The Small Business Association declined to comment on Rubio’s letter. Lieber did not respond to a request for comment.

Nanosys CEO Jason Hartlove wrote in an emailed statement that his company has not had contact with Lieber in “over a decade,” and that Lieber has made “no contributions” to Quantum Dot technology, the sole piece of technology the company has been developing since 2013.

“Nanosys licensed nanowire IP from Harvard developed by Dr.

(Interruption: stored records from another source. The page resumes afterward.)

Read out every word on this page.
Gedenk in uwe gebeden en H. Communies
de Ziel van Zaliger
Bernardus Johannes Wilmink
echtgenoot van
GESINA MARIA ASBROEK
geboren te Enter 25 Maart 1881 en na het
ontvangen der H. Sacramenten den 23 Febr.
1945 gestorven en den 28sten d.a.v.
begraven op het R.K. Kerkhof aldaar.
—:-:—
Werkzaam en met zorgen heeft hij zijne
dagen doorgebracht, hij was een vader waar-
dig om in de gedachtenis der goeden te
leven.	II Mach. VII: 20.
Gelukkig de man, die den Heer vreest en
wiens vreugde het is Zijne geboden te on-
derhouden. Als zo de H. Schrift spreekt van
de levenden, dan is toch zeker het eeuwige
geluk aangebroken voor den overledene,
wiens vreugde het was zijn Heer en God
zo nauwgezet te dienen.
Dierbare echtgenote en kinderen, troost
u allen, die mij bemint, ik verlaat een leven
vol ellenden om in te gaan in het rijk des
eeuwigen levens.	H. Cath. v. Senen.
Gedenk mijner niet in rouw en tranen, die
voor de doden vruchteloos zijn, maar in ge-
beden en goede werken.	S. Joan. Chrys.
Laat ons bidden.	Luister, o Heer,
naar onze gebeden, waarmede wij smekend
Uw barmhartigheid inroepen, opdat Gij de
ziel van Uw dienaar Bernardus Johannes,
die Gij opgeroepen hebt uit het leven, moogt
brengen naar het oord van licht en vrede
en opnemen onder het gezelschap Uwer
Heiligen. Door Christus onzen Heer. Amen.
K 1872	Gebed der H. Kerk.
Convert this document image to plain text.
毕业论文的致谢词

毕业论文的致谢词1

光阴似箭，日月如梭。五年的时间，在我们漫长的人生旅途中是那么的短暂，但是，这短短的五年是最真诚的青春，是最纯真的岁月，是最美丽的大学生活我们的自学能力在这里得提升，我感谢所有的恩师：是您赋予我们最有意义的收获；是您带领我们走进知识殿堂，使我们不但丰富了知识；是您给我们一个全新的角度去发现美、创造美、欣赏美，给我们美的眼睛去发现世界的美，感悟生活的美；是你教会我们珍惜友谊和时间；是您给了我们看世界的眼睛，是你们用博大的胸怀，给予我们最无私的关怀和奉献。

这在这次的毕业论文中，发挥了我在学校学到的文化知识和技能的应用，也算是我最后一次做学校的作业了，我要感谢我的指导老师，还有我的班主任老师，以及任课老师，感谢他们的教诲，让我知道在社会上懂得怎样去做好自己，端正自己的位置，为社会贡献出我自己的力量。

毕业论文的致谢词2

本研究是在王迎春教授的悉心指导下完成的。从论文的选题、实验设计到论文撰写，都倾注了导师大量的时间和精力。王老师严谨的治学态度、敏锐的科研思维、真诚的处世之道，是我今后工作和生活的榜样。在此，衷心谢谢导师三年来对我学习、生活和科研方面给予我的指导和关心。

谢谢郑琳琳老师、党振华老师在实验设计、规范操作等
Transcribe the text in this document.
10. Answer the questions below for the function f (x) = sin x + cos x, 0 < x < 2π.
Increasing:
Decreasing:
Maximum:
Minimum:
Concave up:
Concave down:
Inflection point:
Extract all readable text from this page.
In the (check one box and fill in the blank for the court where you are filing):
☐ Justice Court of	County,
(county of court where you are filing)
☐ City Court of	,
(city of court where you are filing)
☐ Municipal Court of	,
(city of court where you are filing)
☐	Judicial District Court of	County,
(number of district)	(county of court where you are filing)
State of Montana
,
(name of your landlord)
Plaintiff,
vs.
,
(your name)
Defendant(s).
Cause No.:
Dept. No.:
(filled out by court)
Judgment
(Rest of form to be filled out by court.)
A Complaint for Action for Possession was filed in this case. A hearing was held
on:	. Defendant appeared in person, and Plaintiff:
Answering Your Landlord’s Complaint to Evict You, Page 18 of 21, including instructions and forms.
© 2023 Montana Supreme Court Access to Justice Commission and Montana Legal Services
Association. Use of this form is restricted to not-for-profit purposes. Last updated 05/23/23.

Lieber which we attempted to develop in the early days of the company,” Hartlove wrote. “We divested the nanowire IP and any remaining assets from that program in 2013.”

Rubio also wrote in the letter that he believes universities need to appropriately vet their faculty, who are “competing and bidding for these government resources.”

"I am also concerned about the seeming lack of appropriate due diligence on the part of Harvard University to assess the ties their professors have with foreign entities,” Rubio wrote. “It is imperative that the SBA is playing an active role, to the extent possible, in ensuring this due diligence occurs.”

University spokesperson Jonathan L. Swain declined to comment on Rubio’s letter.

According to experts, Lieber’s arrest is part of an ongoing crackdown by the United States government and American universities on “academic espionage,” the transfer of academic research at American universities to foreign governments.

Harvard has placed Lieber on “indefinite” paid administrative leave and is cooperating with federal authorities while it conducts its own review of his conduct, according to Swain.

Lieber was released from jail on $1 million bail on Jan. 31, but he remains barred from Harvard’s campus during the investigation.

Correction: March 3, 2020

A previous version of the headline for this article called the Small Business Administration the Small Business Association.